Когда я повернулась, лица у мужиков были серыми. У всех.

Я подошла к Гману.

— Ну, что ты решил? Удерживать или заставлять уйти я не буду.

Гман не отвечал, словно у него перехватило горло, и только переводил взгляд с меня на собаку.

— Ну, что такое? — не выдержала я.

— Госпожа, это — шархуд! — наконец выдохнул Гман таким тоном, словно одно название должно было мне всё объяснить.

А мне как раз это слово ни о чем не говорило. Ну, шархуд, ну, страшный, на первый взгляд (да и на второй тоже). Дома меня могла напугать собака любого размера, одной своей злостью и яростью, а здесь... здесь у меня получается с ними говорить. Конечно, и с человеком говорить можно, а он всё равно тебе в горло вцепится.

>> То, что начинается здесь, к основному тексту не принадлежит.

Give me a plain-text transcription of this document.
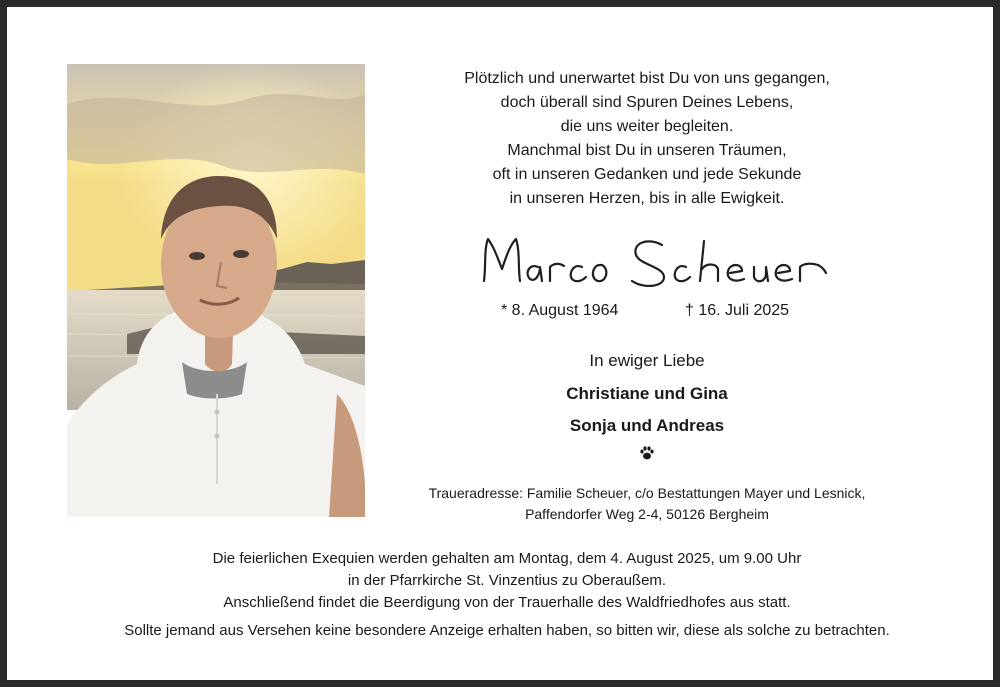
Plötzlich und unerwartet bist Du von uns gegangen,
doch überall sind Spuren Deines Lebens,
die uns weiter begleiten.
Manchmal bist Du in unseren Träumen,
oft in unseren Gedanken und jede Sekunde
in unseren Herzen, bis in alle Ewigkeit.
* 8. August 1964	† 16. Juli 2025
In ewiger Liebe
Christiane und Gina
Sonja und Andreas
Traueradresse: Familie Scheuer, c/o Bestattungen Mayer und Lesnick,
Paffendorfer Weg 2-4, 50126 Bergheim
Die feierlichen Exequien werden gehalten am Montag, dem 4. August 2025, um 9.00 Uhr
in der Pfarrkirche St. Vinzentius zu Oberaußem.
Anschließend findet die Beerdigung von der Trauerhalle des Waldfriedhofes aus statt.
Sollte jemand aus Versehen keine besondere Anzeige erhalten haben, so bitten wir, diese als solche zu betrachten.
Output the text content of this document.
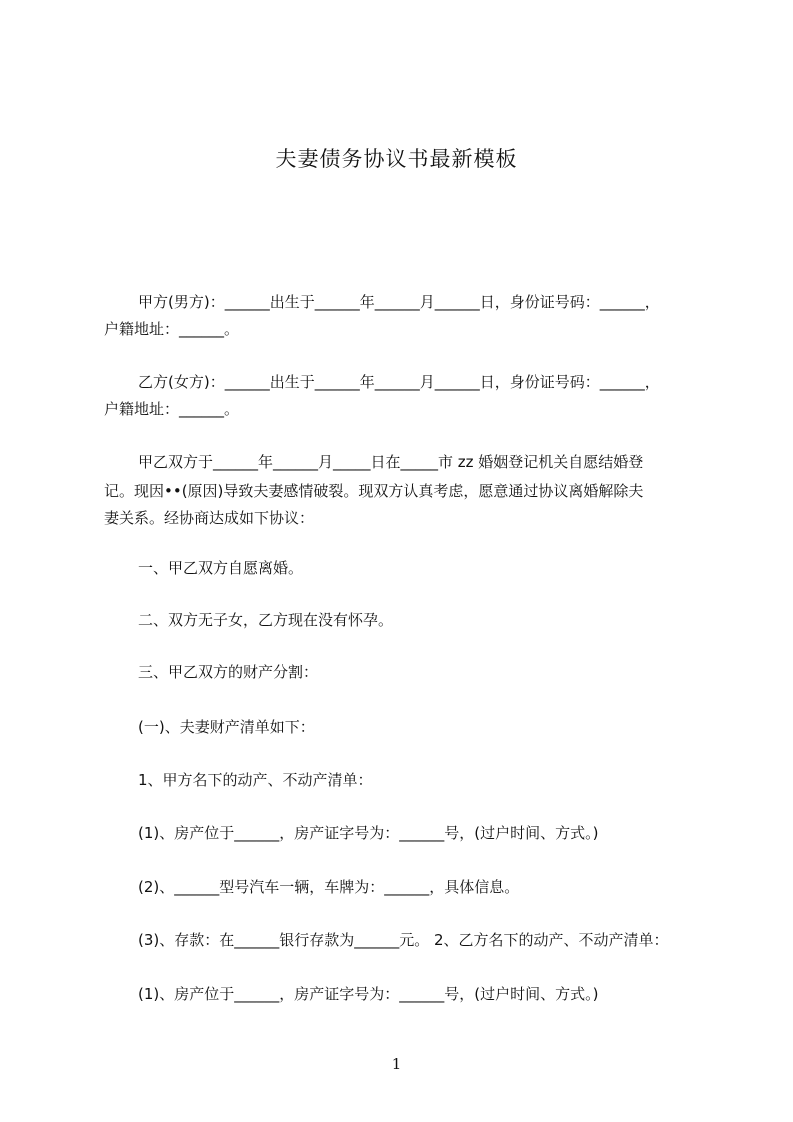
夫妻债务协议书最新模板
甲方(男方)：______出生于______年______月______日，身份证号码：______，
户籍地址：______。
乙方(女方)：______出生于______年______月______日，身份证号码：______，
户籍地址：______。
甲乙双方于______年______月_____日在_____市 zz 婚姻登记机关自愿结婚登
记。现因••(原因)导致夫妻感情破裂。现双方认真考虑，愿意通过协议离婚解除夫
妻关系。经协商达成如下协议：
一、甲乙双方自愿离婚。
二、双方无子女，乙方现在没有怀孕。
三、甲乙双方的财产分割：
(一)、夫妻财产清单如下：
1、甲方名下的动产、不动产清单：
(1)、房产位于______，房产证字号为：______号，(过户时间、方式。)
(2)、______型号汽车一辆，车牌为：______，具体信息。
(3)、存款：在______银行存款为______元。 2、乙方名下的动产、不动产清单：
(1)、房产位于______，房产证字号为：______号，(过户时间、方式。)
1
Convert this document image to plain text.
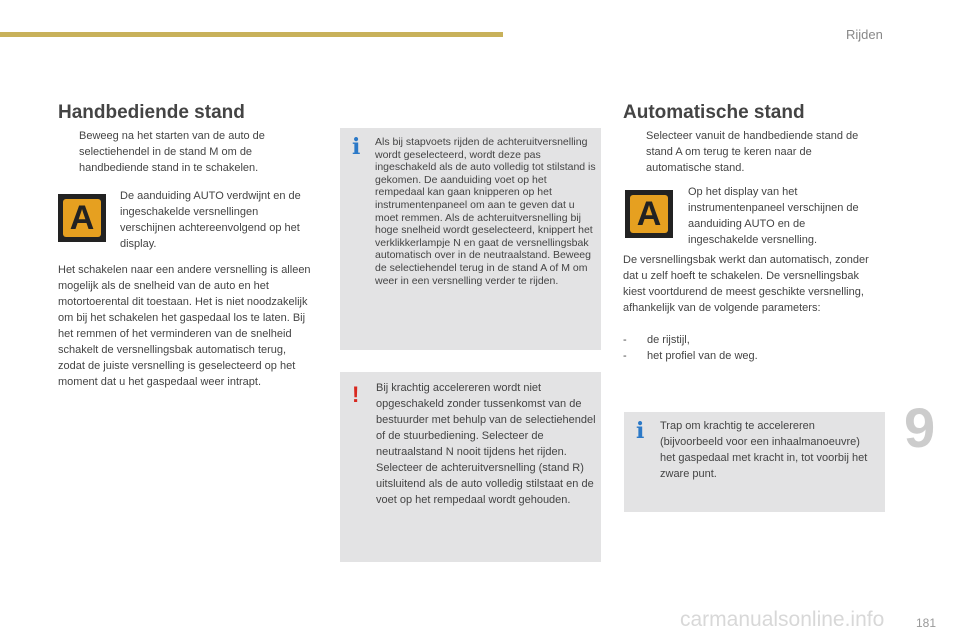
Rijden
9
Handbediende stand
Beweeg na het starten van de auto de selectiehendel in de stand M om de handbediende stand in te schakelen.
A
De aanduiding AUTO verdwijnt en de ingeschakelde versnellingen verschijnen achtereenvolgend op het display.
Het schakelen naar een andere versnelling is alleen mogelijk als de snelheid van de auto en het motortoerental dit toestaan. Het is niet noodzakelijk om bij het schakelen het gaspedaal los te laten. Bij het remmen of het verminderen van de snelheid schakelt de versnellingsbak automatisch terug, zodat de juiste versnelling is geselecteerd op het moment dat u het gaspedaal weer intrapt.
i Als bij stapvoets rijden de achteruitversnelling wordt geselecteerd, wordt deze pas ingeschakeld als de auto volledig tot stilstand is gekomen. De aanduiding voet op het rempedaal kan gaan knipperen op het instrumentenpaneel om aan te geven dat u moet remmen. Als de achteruitversnelling bij hoge snelheid wordt geselecteerd, knippert het verklikkerlampje N en gaat de versnellingsbak automatisch over in de neutraalstand. Beweeg de selectiehendel terug in de stand A of M om weer in een versnelling verder te rijden.
! Bij krachtig accelereren wordt niet opgeschakeld zonder tussenkomst van de bestuurder met behulp van de selectiehendel of de stuurbediening. Selecteer de neutraalstand N nooit tijdens het rijden. Selecteer de achteruitversnelling (stand R) uitsluitend als de auto volledig stilstaat en de voet op het rempedaal wordt gehouden.
Automatische stand
Selecteer vanuit de handbediende stand de stand A om terug te keren naar de automatische stand.
A
Op het display van het instrumentenpaneel verschijnen de aanduiding AUTO en de ingeschakelde versnelling.
De versnellingsbak werkt dan automatisch, zonder dat u zelf hoeft te schakelen. De versnellingsbak kiest voortdurend de meest geschikte versnelling, afhankelijk van de volgende parameters:
- de rijstijl,
- het profiel van de weg.
i Trap om krachtig te accelereren (bijvoorbeeld voor een inhaalmanoeuvre) het gaspedaal met kracht in, tot voorbij het zware punt.
carmanualsonline.info	181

Может и этот шархуд через минуту передумает и одним движением страшной пасти порвет меня на лоскутки. Но это будет потом, а сейчас я вроде со всеми договорилась, разобралась, нас никто не держит и можно идти дальше.

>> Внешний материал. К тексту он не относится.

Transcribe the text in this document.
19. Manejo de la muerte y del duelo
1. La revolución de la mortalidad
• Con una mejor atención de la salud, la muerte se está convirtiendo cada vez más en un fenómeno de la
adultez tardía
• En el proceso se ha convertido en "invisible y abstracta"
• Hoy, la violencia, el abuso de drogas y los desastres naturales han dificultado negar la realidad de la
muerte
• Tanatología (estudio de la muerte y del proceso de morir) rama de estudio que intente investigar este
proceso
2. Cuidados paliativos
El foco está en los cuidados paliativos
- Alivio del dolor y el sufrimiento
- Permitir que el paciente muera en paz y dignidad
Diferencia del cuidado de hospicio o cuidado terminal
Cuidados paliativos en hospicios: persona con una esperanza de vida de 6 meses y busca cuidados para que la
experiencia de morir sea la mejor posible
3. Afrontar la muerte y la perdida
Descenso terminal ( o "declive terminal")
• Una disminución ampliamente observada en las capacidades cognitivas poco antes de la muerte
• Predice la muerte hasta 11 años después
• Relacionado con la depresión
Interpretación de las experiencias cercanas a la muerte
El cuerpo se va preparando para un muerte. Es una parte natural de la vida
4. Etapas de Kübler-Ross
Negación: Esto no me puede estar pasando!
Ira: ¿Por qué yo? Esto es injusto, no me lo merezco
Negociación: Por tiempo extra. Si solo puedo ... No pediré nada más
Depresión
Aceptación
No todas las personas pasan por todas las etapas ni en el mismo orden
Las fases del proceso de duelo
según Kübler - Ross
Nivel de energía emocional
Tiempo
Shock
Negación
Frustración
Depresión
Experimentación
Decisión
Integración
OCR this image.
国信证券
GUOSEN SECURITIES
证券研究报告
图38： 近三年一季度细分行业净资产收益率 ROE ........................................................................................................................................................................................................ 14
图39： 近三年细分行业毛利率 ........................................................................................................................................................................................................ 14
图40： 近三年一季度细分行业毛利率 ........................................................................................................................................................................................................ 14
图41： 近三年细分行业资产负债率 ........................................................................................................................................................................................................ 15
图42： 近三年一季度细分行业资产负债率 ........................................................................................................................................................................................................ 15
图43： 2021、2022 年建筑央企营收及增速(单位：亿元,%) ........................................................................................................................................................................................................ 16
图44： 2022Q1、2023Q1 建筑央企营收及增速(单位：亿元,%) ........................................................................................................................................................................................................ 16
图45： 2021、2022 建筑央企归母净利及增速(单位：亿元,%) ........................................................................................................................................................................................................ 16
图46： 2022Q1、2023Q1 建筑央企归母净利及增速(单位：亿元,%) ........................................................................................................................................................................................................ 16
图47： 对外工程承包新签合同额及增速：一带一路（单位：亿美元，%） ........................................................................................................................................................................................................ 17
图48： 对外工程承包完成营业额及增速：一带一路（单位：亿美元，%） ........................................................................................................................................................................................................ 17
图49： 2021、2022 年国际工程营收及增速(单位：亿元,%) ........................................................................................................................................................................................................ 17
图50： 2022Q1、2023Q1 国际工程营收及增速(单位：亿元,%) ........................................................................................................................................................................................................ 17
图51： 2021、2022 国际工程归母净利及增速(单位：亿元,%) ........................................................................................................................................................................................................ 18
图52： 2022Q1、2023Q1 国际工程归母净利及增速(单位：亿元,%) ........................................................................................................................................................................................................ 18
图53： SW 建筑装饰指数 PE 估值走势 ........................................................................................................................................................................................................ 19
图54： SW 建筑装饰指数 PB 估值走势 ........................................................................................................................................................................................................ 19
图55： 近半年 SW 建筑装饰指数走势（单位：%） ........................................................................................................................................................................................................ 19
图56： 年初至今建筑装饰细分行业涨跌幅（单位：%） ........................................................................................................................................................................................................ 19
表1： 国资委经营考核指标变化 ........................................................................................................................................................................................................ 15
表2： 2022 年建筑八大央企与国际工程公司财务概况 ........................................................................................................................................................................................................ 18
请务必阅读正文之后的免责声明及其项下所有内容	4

— Ты остаешься или идёшь со мной?

Гман быстро — быстро замотал головой.

— Только с вами, госпожа!

Я повернулась уходить, и тут прорезался голос у старшего гребешка.

— Госпожа, прошу вас, не уходите!

— Это почему?

— У меня приказ собирать всех встреченных воинов. Если мой командир узнает, что я отпустил вас, то по нынешним временам для меня только одно наказание — смерть!

— И что? Мне теперь с тобой до конца жизни ходить?

— Прошу вас, пойдемте к командиру. Он вас увидит и всё поймёт. Вы пойдёте по своим делам, а меня не казнят.

Я в сомнении оглянулась на Гмана, но тот сделал равнодушный вид.

— Как решит госпожа.

Идти непонятно куда совсем не хотелось, но и подставлять солдата только за то, что он не вовремя заговорил с нами, тоже как-то некрасиво.

Наконец я решилась.

— Значит так. Я пойду с вами, но если кто-нибудь задумает глупость и захочет сделать гадость, то поднятыми руками вы уже не отделаетесь. Поняли? — Гребешок кивнул — Кстати, можете руки опустить.

Смешно было смотреть, как руки у всех плавно поплыли вниз, и солдаты принялись шевелить пальцами, с недоверием рассматривая собственные руки. Через минуту все пришли в себя, и уже я скомандовала:

— Ну, всё, тронулись!


Патруль (или как их там называть) шел впереди, следом я и Гман. Шархуд пристроился рядом со мной и всё наровил потереться об меня. Для него это было вроде игры, но из-за огромной разницы в весе я от такой ласки пару раз чуть не улетела в кусты. Ругаться бесполезно, и в конце — концов я просто забралась ему на спину. Немного жестковато, как на скамейке в кузове грузовика, но и покачивает плавно, словно грузовик едет потихоньку, со скоростью пешехода. Гман воспринял это почти спокойно, а вот у гребешков снова побелели лица. И чего они так переживают? Старший, как я поняла, был проводником собаки. Наверное, ему обидно, что она слушается кого-то ещё, но бледнеть-то с чего?